Interleukin-10 inhibits angiotensin II-induced decrease in neuronal potassium current.

Nan Jiang1, Peng Shi, Fiona Desland

  • 1Department of Physiology and Functional Genomics, McKnight Brain Institute, University of Florida, Gainesville, FL 32610, USA.

American Journal of Physiology. Cell Physiology
|February 22, 2013
PubMed
Summary
This summary is machine-generated.

Interleukin-10 (IL-10) directly inhibits angiotensin II-induced excitation in hypothalamic neurons.

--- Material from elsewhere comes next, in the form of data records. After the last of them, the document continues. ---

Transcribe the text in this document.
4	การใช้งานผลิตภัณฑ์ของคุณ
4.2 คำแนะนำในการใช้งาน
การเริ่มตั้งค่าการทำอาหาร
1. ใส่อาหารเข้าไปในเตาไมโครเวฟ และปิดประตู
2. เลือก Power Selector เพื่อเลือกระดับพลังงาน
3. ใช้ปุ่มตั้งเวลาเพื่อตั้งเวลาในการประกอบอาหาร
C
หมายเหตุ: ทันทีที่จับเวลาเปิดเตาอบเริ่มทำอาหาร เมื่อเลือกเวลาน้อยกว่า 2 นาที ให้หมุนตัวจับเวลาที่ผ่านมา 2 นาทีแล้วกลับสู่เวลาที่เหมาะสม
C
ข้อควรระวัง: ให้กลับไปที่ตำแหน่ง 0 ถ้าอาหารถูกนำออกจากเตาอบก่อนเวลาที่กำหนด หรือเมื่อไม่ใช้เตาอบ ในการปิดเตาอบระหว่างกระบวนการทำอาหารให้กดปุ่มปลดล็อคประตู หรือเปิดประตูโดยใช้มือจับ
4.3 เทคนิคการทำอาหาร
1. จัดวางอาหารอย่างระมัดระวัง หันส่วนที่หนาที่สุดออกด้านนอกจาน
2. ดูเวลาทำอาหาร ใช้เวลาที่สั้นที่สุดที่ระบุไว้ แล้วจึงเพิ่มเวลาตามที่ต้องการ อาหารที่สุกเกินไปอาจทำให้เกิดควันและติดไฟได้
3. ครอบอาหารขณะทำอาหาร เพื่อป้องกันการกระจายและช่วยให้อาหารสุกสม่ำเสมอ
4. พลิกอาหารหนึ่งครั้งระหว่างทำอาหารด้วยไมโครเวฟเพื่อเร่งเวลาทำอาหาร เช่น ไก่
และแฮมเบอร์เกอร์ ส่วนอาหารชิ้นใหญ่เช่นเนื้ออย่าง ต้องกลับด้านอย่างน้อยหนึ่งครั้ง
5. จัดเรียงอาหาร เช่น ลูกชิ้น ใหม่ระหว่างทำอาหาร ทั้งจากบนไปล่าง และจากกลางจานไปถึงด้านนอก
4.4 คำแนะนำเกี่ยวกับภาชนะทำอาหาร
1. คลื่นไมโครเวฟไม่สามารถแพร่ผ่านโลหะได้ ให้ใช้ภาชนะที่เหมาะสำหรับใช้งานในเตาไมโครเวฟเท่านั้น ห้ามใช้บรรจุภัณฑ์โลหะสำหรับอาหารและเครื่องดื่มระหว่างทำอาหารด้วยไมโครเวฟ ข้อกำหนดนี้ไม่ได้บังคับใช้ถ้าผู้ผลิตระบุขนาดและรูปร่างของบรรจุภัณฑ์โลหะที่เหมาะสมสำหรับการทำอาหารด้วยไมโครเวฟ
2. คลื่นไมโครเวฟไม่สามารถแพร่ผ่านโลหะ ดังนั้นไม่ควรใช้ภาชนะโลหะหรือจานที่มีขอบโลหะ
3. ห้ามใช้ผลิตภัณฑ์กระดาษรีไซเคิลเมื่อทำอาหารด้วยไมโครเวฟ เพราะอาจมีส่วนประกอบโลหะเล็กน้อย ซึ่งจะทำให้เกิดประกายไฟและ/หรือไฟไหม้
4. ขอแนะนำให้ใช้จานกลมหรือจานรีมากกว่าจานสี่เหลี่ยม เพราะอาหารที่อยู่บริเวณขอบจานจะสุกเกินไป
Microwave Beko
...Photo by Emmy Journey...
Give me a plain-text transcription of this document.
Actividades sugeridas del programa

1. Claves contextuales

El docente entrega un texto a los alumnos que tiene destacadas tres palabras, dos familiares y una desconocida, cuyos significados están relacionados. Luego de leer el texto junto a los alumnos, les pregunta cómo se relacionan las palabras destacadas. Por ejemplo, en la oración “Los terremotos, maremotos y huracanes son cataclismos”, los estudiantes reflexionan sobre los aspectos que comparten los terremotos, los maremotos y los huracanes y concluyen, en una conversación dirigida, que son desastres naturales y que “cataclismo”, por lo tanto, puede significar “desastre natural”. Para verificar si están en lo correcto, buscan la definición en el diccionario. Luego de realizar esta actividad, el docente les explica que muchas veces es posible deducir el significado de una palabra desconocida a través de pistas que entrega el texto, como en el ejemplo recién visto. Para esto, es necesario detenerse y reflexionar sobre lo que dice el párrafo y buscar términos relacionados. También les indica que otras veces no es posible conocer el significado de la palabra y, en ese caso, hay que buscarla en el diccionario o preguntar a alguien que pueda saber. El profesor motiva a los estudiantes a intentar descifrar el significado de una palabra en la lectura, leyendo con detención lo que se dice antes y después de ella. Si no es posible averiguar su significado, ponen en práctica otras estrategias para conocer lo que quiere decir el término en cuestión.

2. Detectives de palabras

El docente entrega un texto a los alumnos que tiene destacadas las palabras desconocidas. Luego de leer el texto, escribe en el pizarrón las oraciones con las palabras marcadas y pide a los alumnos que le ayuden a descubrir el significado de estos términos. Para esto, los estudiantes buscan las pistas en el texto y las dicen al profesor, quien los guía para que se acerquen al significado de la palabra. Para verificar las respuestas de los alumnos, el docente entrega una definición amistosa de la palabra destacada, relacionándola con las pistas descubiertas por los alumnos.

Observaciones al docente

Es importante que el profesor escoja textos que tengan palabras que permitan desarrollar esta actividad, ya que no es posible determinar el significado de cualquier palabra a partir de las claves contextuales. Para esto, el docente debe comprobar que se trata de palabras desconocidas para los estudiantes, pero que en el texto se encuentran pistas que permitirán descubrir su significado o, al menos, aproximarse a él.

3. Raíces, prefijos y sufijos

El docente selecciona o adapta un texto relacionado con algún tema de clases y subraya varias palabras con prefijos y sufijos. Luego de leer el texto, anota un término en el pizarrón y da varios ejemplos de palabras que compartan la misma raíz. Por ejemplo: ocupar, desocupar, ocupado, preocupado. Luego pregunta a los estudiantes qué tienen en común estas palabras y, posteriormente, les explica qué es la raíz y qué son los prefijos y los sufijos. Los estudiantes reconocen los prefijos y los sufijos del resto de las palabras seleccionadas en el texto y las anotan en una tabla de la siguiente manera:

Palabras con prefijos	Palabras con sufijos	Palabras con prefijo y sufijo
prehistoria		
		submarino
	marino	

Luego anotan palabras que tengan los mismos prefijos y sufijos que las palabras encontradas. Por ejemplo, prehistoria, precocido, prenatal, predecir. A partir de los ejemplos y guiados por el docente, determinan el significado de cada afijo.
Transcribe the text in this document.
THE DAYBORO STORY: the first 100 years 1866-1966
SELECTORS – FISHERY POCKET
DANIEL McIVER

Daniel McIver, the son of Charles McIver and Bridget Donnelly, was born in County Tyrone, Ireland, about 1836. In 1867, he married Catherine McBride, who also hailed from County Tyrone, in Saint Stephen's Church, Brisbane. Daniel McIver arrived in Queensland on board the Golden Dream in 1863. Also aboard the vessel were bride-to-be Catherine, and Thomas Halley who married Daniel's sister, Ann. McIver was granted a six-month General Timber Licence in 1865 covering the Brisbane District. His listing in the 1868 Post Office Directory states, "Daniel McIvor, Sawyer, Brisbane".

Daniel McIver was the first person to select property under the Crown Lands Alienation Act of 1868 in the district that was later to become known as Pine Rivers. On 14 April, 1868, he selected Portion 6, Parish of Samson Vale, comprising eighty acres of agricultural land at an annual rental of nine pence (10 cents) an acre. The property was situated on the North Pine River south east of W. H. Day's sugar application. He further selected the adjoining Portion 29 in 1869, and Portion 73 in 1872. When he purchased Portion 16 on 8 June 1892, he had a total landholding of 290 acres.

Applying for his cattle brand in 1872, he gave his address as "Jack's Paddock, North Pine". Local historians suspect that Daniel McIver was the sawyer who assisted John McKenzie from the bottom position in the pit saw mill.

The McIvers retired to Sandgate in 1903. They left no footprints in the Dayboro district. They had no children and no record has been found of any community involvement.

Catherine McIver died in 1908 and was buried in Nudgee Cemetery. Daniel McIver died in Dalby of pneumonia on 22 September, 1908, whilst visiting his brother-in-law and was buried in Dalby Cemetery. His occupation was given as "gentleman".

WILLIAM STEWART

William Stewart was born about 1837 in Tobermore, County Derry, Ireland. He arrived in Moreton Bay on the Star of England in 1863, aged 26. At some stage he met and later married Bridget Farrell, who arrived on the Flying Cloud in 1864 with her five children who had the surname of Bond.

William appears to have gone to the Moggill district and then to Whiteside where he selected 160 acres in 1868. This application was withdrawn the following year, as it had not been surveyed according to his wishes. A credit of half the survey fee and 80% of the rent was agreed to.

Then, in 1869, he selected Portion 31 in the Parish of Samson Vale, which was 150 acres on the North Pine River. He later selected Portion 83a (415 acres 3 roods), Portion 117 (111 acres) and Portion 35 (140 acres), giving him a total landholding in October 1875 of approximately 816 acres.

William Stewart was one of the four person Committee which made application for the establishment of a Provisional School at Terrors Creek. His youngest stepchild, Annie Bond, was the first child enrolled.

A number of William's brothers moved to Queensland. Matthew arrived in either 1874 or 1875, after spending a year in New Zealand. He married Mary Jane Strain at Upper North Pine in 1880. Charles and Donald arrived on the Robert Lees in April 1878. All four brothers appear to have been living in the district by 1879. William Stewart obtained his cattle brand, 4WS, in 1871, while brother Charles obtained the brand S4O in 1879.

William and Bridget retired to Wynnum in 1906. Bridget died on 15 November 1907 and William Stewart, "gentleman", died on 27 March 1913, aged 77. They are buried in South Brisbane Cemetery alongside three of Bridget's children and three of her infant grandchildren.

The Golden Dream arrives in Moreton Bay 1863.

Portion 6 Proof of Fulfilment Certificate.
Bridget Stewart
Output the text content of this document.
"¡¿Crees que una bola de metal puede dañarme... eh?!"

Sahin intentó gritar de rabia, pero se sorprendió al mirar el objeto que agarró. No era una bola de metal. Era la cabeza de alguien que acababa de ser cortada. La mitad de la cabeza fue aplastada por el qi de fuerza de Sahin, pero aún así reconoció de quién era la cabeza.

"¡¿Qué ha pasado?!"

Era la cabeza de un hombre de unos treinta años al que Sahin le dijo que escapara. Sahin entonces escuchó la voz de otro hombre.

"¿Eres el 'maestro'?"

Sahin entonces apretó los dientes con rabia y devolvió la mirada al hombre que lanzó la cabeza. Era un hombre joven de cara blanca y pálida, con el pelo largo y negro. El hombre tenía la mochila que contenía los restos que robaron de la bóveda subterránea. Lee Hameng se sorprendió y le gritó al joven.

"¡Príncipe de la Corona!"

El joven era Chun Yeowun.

This finding reveals a neuronal mechanism for how IL-10 lowers blood pressure in hypertension.

Related Experiment Videos

Area of Science:

  • Neuroscience
  • Cardiovascular Physiology
  • Immunology

Background:

  • The anti-inflammatory cytokine interleukin-10 (IL-10) reduces blood pressure in hypertensive rats.
  • The precise cellular location of IL-10's action within the paraventricular nucleus of the hypothalamus remains unidentified.

Purpose of the Study:

  • To investigate if IL-10 directly acts on hypothalamic neurons to counteract angiotensin II-induced excitation.
  • To determine the cellular locus of IL-10's blood pressure-lowering effects.

Main Methods:

  • Immunoreactivity staining to detect IL-10 receptors on hypothalamic neurons.
  • Patch-clamp electrophysiology on cultured hypothalamic neurons to assess IL-10 and angiotensin II effects on ion currents.

Main Results:

  • IL-10 receptors were found on paraventricular nucleus neurons and cultured hypothalamic neurons.
  • Angiotensin II significantly decreased delayed rectifier potassium current, indicating increased neuronal excitability.
  • IL-10 application abolished the angiotensin II-induced decrease in potassium current.

Conclusions:

  • IL-10 directly inhibits angiotensin II-induced excitation of hypothalamic neurons.
  • This study identifies a neuronal site of action for IL-10 in modulating the effects of angiotensin II within the hypothalamus.
  • These findings provide a cellular basis for IL-10's antihypertensive effects.